The Book of Proverbs in the Bible discusses the consequences of a world without vision. Part of Chapter 29 reads, “Where there is no vision the people perish.” Without vision the Middle Ages struggled along for a thousand years in the gloom of the inquisition, feudalism, absolute monarchies and an almost total absence of human rights. Plenty of people did perish unnecessarily as Proverbs warns.

So, in South Africa, what is our economic vision? Do we have one or are we also stumbling along in the dark? With unemployment running at close to 40% by the expanded definition, if we do have a vision, it sure doesn’t seem to be working. In some developed countries 8% unemployment is thought of as a national emergency.

The truth is we do not have an effective vision, and certainly not a shared one. We are struggling in the gloom like blind people and no one in a position of power has any idea of how to fix it. In addition, government does not tolerate contrary opinion. Do not speak out against the hallucinatory imaginings of the so-called National Health Initiative or point out the damage inflicted by the Employment Equity laws, stay away from criticising the money spent on themselves by cabinet ministers and other senior officials. The people in power know best. Anyone who disagrees with them is obviously wrong, perhaps even a wilful saboteur. We are expected to recognise the wisdom of our national leaders.
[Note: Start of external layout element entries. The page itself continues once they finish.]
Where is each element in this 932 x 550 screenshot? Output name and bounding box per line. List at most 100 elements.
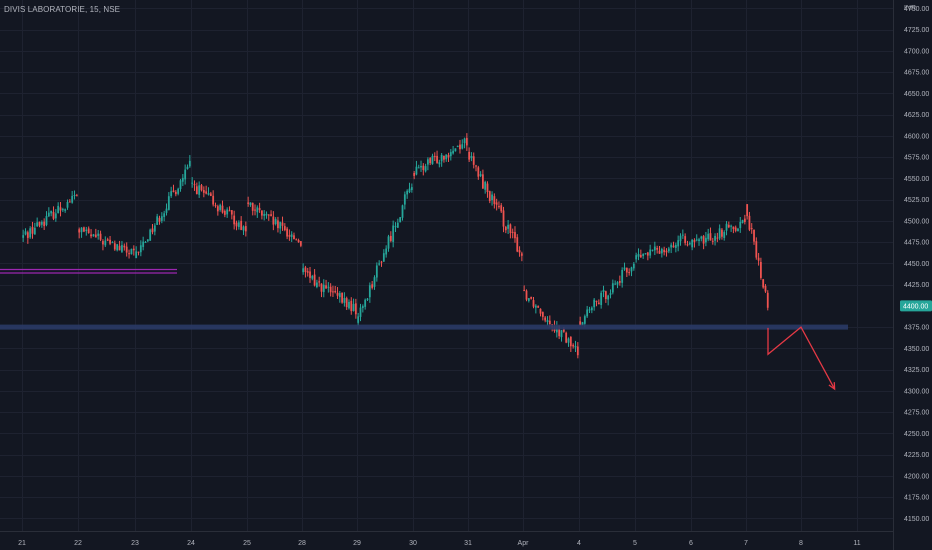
- candle-up: [484, 181, 487, 190]
- price-tick-label: 4475.00: [904, 240, 929, 247]
- candle-up: [50, 210, 53, 214]
- candle-down: [525, 290, 528, 300]
- candle-down: [306, 271, 309, 273]
- projection-path[interactable]: [767, 326, 836, 390]
- candle-up: [163, 213, 166, 217]
- candle-up: [24, 231, 27, 235]
- candle-down: [576, 346, 579, 356]
- candle-up: [614, 283, 617, 285]
- candle-up: [704, 237, 707, 243]
- price-tick-label: 4150.00: [904, 516, 929, 523]
- candle-up: [737, 228, 739, 232]
- candle-down: [295, 239, 298, 241]
- candle-down: [702, 236, 705, 244]
- candle-up: [660, 248, 663, 254]
- candle-up: [420, 166, 422, 168]
- candle-down: [334, 290, 337, 293]
- price-tick-label: 4250.00: [904, 431, 929, 438]
- candle-down: [530, 296, 533, 299]
- candle-down: [520, 253, 523, 256]
- candle-down: [468, 151, 471, 160]
- candle-down: [216, 206, 219, 212]
- candle-down: [137, 251, 140, 253]
- candle-down: [113, 243, 116, 250]
- price-tick-label: 4650.00: [904, 91, 929, 98]
- candle-down: [281, 222, 284, 226]
- candle-down: [286, 228, 289, 237]
- candle-down: [516, 237, 519, 252]
- candle-up: [507, 224, 510, 229]
- price-tick-label: 4575.00: [904, 155, 929, 162]
- candle-up: [396, 222, 399, 228]
- candle-down: [329, 286, 332, 293]
- candle-down: [504, 226, 507, 231]
- candle-down: [639, 254, 642, 258]
- candle-down: [304, 267, 307, 273]
- candle-down: [267, 214, 270, 216]
- candle-up: [470, 155, 473, 159]
- candle-up: [723, 232, 726, 238]
- candle-down: [684, 236, 687, 244]
- candle-down: [99, 233, 102, 240]
- candle-up: [649, 249, 652, 256]
- candle-up: [401, 205, 404, 218]
- candle-down: [562, 328, 565, 332]
- candle-up: [454, 148, 457, 152]
- candle-up: [424, 166, 427, 172]
- candle-up: [167, 196, 170, 210]
- candle-up: [403, 194, 406, 205]
- candle-down: [258, 208, 261, 211]
- candle-up: [146, 239, 149, 242]
- candle-up: [438, 162, 441, 165]
- candle-up: [85, 229, 88, 231]
- candle-up: [590, 307, 593, 311]
- candle-down: [132, 248, 135, 251]
- candle-down: [625, 267, 628, 273]
- candle-down: [235, 222, 238, 227]
- candle-up: [237, 222, 240, 227]
- candle-down: [436, 155, 438, 163]
- candle-up: [149, 229, 152, 241]
- symbol-title[interactable]: DIVIS LABORATORIE, 15, NSE: [4, 5, 121, 14]
- price-axis[interactable]: 4150.00 4175.00 4200.00 4225.00 4250.00 4275.…: [893, 0, 932, 550]
- candle-down: [174, 191, 177, 195]
- candle-down: [209, 193, 212, 196]
- candle-up: [327, 286, 330, 288]
- price-tick-label: 4275.00: [904, 410, 929, 417]
- candle-up: [170, 191, 173, 197]
- candle-down: [325, 285, 327, 289]
- candle-down: [537, 306, 540, 308]
- candle-down: [498, 206, 500, 208]
- candle-up: [714, 235, 716, 241]
- candle-down: [251, 202, 254, 211]
- candle-down: [320, 283, 323, 292]
- candle-up: [586, 309, 589, 317]
- candle-down: [43, 221, 46, 227]
- candle-up: [581, 322, 584, 326]
- candle-up: [730, 225, 733, 227]
- candle-up: [679, 235, 682, 242]
- candle-up: [642, 254, 645, 257]
- candle-up: [29, 228, 32, 238]
- candle-down: [193, 184, 196, 186]
- candle-up: [364, 299, 367, 307]
- time-axis[interactable]: 21 22 23 24 25 28 29 30 31 Apr 4 5 6 7 8 11: [0, 531, 893, 548]
- candle-up: [160, 216, 163, 221]
- candle-down: [59, 207, 62, 211]
- support-line[interactable]: [0, 324, 848, 330]
- candle-up: [534, 305, 537, 308]
- candle-up: [410, 187, 413, 191]
- candle-down: [493, 196, 496, 204]
- candle-up: [681, 234, 684, 236]
- candles: [22, 133, 769, 359]
- candle-down: [686, 244, 689, 246]
- candle-down: [514, 232, 516, 239]
- candle-up: [560, 330, 563, 338]
- candle-down: [52, 211, 55, 219]
- candle-down: [488, 191, 491, 202]
- candle-up: [375, 265, 378, 278]
- candle-up: [651, 249, 654, 251]
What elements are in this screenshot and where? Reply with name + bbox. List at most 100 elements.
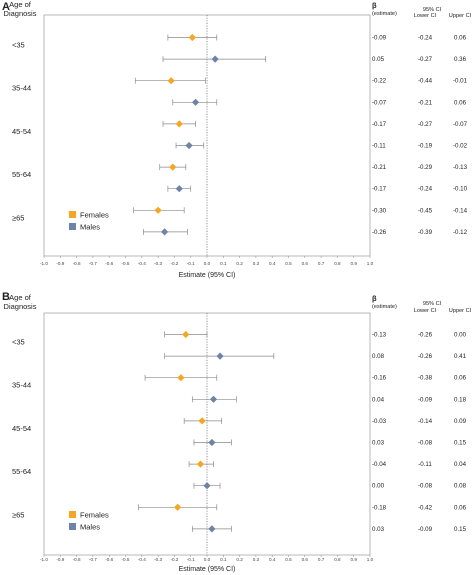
table-cell-upper: -0.01: [453, 78, 468, 85]
estimate-marker-male: [211, 55, 219, 63]
table-cell-estimate: 0.05: [372, 56, 385, 63]
x-tick-label: -0.8: [73, 557, 81, 562]
table-cell-estimate: -0.07: [372, 99, 387, 106]
table-cell-lower: -0.14: [418, 418, 433, 425]
x-tick-label: 0.6: [302, 557, 309, 562]
table-cell-upper: 0.08: [454, 483, 467, 490]
x-tick-label: -0.7: [89, 261, 97, 266]
x-tick-label: 0.2: [236, 557, 243, 562]
x-tick-label: 0.6: [302, 261, 309, 266]
legend-swatch: [69, 223, 76, 230]
estimate-marker-male: [216, 352, 224, 360]
x-tick-label: 0.7: [318, 261, 325, 266]
legend-swatch: [69, 523, 76, 530]
x-tick-label: 0.5: [285, 261, 292, 266]
table-cell-estimate: -0.16: [372, 375, 387, 382]
table-cell-upper: 0.06: [454, 375, 467, 382]
estimate-marker-male: [175, 185, 183, 193]
x-tick-label: 0.5: [285, 557, 292, 562]
x-tick-label: -0.9: [56, 261, 64, 266]
table-cell-lower: -0.11: [418, 461, 432, 468]
table-cell-estimate: -0.30: [372, 207, 387, 214]
x-tick-label: -0.2: [170, 557, 178, 562]
x-tick-label: 0.4: [269, 261, 276, 266]
x-tick-label: 0.4: [269, 557, 276, 562]
table-cell-upper: -0.02: [453, 143, 468, 150]
estimate-marker-female: [175, 120, 183, 128]
table-header-beta: β: [372, 294, 377, 303]
table-cell-upper: 0.06: [454, 99, 467, 106]
table-cell-lower: -0.42: [418, 504, 433, 511]
table-cell-estimate: -0.09: [372, 35, 387, 42]
table-cell-upper: 0.00: [454, 332, 467, 339]
age-group-label: 45-54: [12, 127, 31, 136]
row-header-line-1: Age of: [9, 293, 32, 302]
table-header-ci: 95% CI: [423, 7, 442, 13]
table-header-lower: Lower CI: [414, 13, 437, 19]
table-header-upper: Upper CI: [449, 308, 472, 314]
x-tick-label: -0.9: [56, 557, 64, 562]
table-cell-lower: -0.19: [418, 143, 433, 150]
legend-swatch: [69, 511, 76, 518]
table-cell-lower: -0.45: [418, 207, 433, 214]
estimate-marker-male: [161, 228, 169, 236]
table-cell-lower: -0.38: [418, 375, 433, 382]
x-tick-label: 0.3: [253, 261, 260, 266]
table-cell-lower: -0.24: [418, 186, 433, 193]
age-group-label: 55-64: [12, 467, 31, 476]
x-tick-label: 0.0: [204, 557, 211, 562]
table-cell-lower: -0.08: [418, 440, 433, 447]
row-header-line-2: Diagnosis: [4, 9, 37, 18]
age-group-label: ≥65: [12, 213, 24, 222]
x-tick-label: -0.5: [122, 557, 130, 562]
table-cell-upper: 0.09: [454, 418, 467, 425]
table-cell-upper: 0.41: [454, 353, 467, 360]
x-tick-label: -0.6: [105, 557, 113, 562]
table-cell-lower: -0.08: [418, 483, 433, 490]
legend-swatch: [69, 211, 76, 218]
table-header-upper: Upper CI: [449, 13, 472, 19]
x-tick-label: -1.0: [40, 557, 48, 562]
estimate-marker-female: [196, 460, 205, 468]
x-tick-label: -0.3: [154, 261, 162, 266]
table-cell-estimate: -0.11: [372, 143, 386, 150]
x-tick-label: 1.0: [367, 557, 374, 562]
table-header-lower: Lower CI: [414, 308, 437, 314]
x-tick-label: 0.2: [236, 261, 243, 266]
table-cell-lower: -0.27: [418, 56, 433, 63]
table-cell-lower: -0.39: [418, 229, 433, 236]
x-tick-label: -0.8: [73, 261, 81, 266]
table-cell-estimate: -0.17: [372, 121, 387, 128]
x-tick-label: -0.6: [105, 261, 113, 266]
table-cell-estimate: -0.13: [372, 332, 387, 339]
x-tick-label: 0.8: [334, 261, 341, 266]
table-cell-upper: -0.12: [453, 229, 468, 236]
estimate-marker-male: [191, 98, 200, 106]
table-cell-upper: -0.07: [453, 121, 468, 128]
estimate-marker-female: [154, 206, 162, 214]
panel-letter: A: [2, 1, 10, 13]
table-header-beta: β: [372, 1, 377, 10]
estimate-marker-male: [208, 525, 216, 533]
x-tick-label: -1.0: [40, 261, 48, 266]
table-cell-estimate: 0.04: [372, 396, 385, 403]
x-tick-label: -0.1: [187, 557, 195, 562]
estimate-marker-female: [167, 77, 175, 85]
x-tick-label: -0.1: [187, 261, 195, 266]
estimate-marker-female: [174, 503, 182, 511]
row-header-line-2: Diagnosis: [4, 302, 37, 311]
table-cell-estimate: -0.04: [372, 461, 387, 468]
x-tick-label: 0.0: [204, 261, 211, 266]
table-cell-upper: -0.13: [453, 164, 468, 171]
age-group-label: <35: [12, 41, 25, 50]
estimate-marker-male: [208, 438, 216, 447]
table-cell-upper: 0.04: [454, 461, 467, 468]
estimate-marker-female: [188, 33, 196, 42]
estimate-marker-female: [182, 330, 190, 339]
legend-label: Males: [80, 223, 100, 232]
table-header-beta-sub: (estimate): [372, 304, 397, 310]
table-cell-estimate: -0.26: [372, 229, 387, 236]
age-group-label: 35-44: [12, 84, 31, 93]
table-cell-estimate: 0.08: [372, 353, 385, 360]
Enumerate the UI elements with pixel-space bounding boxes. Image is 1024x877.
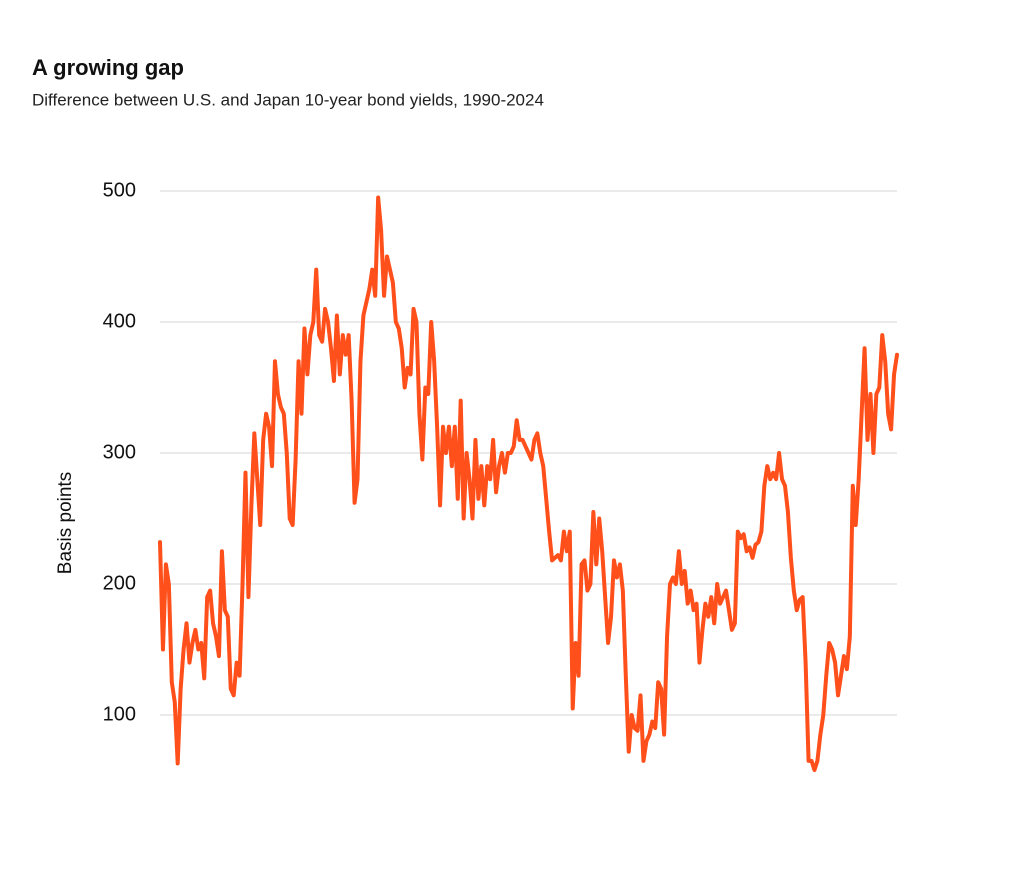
chart-title: A growing gap [32,55,184,80]
y-tick-label: 200 [103,572,136,594]
y-axis-label: Basis points [55,472,76,574]
data-line [158,195,899,773]
y-tick-label: 300 [103,441,136,463]
y-tick-label: 500 [103,179,136,201]
chart-subtitle: Difference between U.S. and Japan 10-yea… [32,90,544,109]
grid: 100 200 300 400 500 [103,179,897,725]
y-tick-label: 100 [103,703,136,725]
plot [158,195,899,773]
y-tick-label: 400 [103,310,136,332]
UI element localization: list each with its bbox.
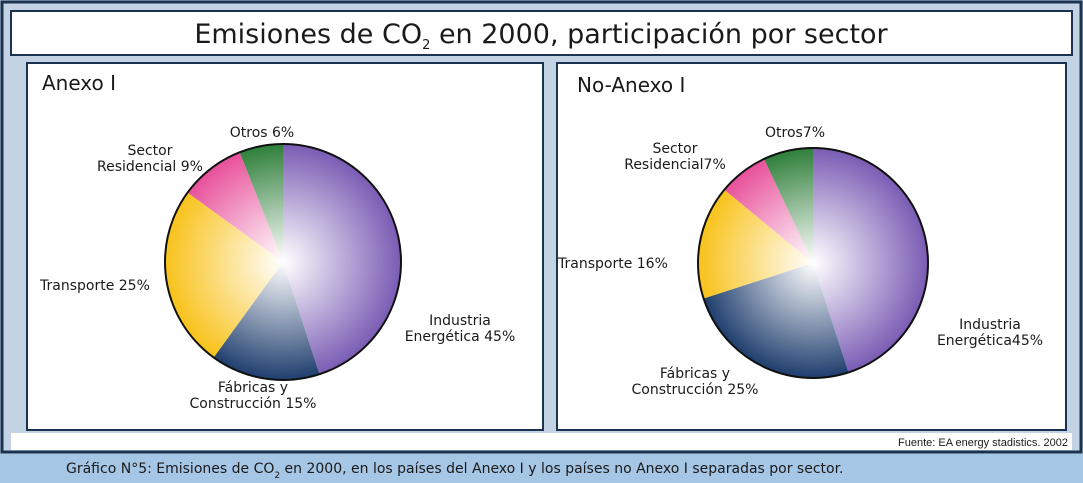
slice-label: Fábricas y [660, 366, 730, 382]
pie-slice [164, 192, 283, 358]
pie-slice [813, 148, 928, 373]
slice-label: Otros 6% [230, 125, 294, 141]
slice-label: Transporte 25% [39, 278, 150, 294]
slice-label: Energética45% [937, 333, 1043, 349]
slice-label: Sector [127, 143, 172, 159]
pie-outline [164, 143, 402, 381]
pie-slice [213, 262, 320, 380]
panel-title: No-Anexo I [577, 73, 685, 97]
caption-bar [0, 454, 1083, 483]
pie-slice [724, 158, 813, 263]
source-strip [11, 433, 1072, 450]
slice-label: Sector [652, 141, 697, 157]
title: Emisiones de CO2 en 2000, participación … [194, 19, 888, 53]
slice-label: Construcción 15% [190, 396, 317, 412]
source: Fuente: EA energy stadistics. 2002 [898, 437, 1068, 449]
slice-label: Construcción 25% [632, 382, 759, 398]
slice-label: Residencial 9% [97, 159, 203, 175]
slice-label: Industria [429, 313, 491, 329]
pie-slice [703, 263, 849, 378]
pie-outline [697, 147, 929, 379]
caption: Gráfico N°5: Emisiones de CO2 en 2000, e… [66, 461, 844, 481]
slice-label: Industria [959, 317, 1021, 333]
pie-slice [698, 189, 813, 299]
title-box [10, 10, 1073, 56]
slice-label: Transporte 16% [557, 256, 668, 272]
pie-slice [187, 152, 283, 262]
pie-slice [239, 144, 283, 262]
slice-label: Otros7% [765, 125, 825, 141]
slice-label: Residencial7% [624, 157, 726, 173]
slice-label: Energética 45% [405, 329, 516, 345]
pie-slice [764, 148, 813, 263]
pie-slice [283, 144, 401, 375]
slice-label: Fábricas y [218, 380, 288, 396]
panel-title: Anexo I [42, 71, 116, 95]
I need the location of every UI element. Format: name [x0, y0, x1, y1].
They are wise enough to be able to mediate for peace between a giant invader and the much smaller victim of the invasion. Think of that before you criticise.

In 1994 our ruling party rode to power on a wave of euphoria. Our first head of state was a man of genuine omniscience. He did not expect them to be in power till Jesus comes. In fact he put that time period at about twenty-five years, after which he expected them to lose power. This was an astonishing piece of prophecy that now looks likely to come very close. To date their time in power has reached twenty-nine years.

Government’s problem is that they are now faced with a large group of voters with free-floating hostility towards them. It seems that the majority of South Africans do not believe that the government has a vision for the future. And they really do believe that their personal incomes are likely to fall further in the years ahead. Most ordinary taxi-drivers, delivery workers, small business owners, vendors and others outside the civil service doubt that Government has a workable vision for the future. Simply put, most of us doubt that government cares about us.

Like the world in the Middle Ages, we are wandering in a wilderness without direction and without vision.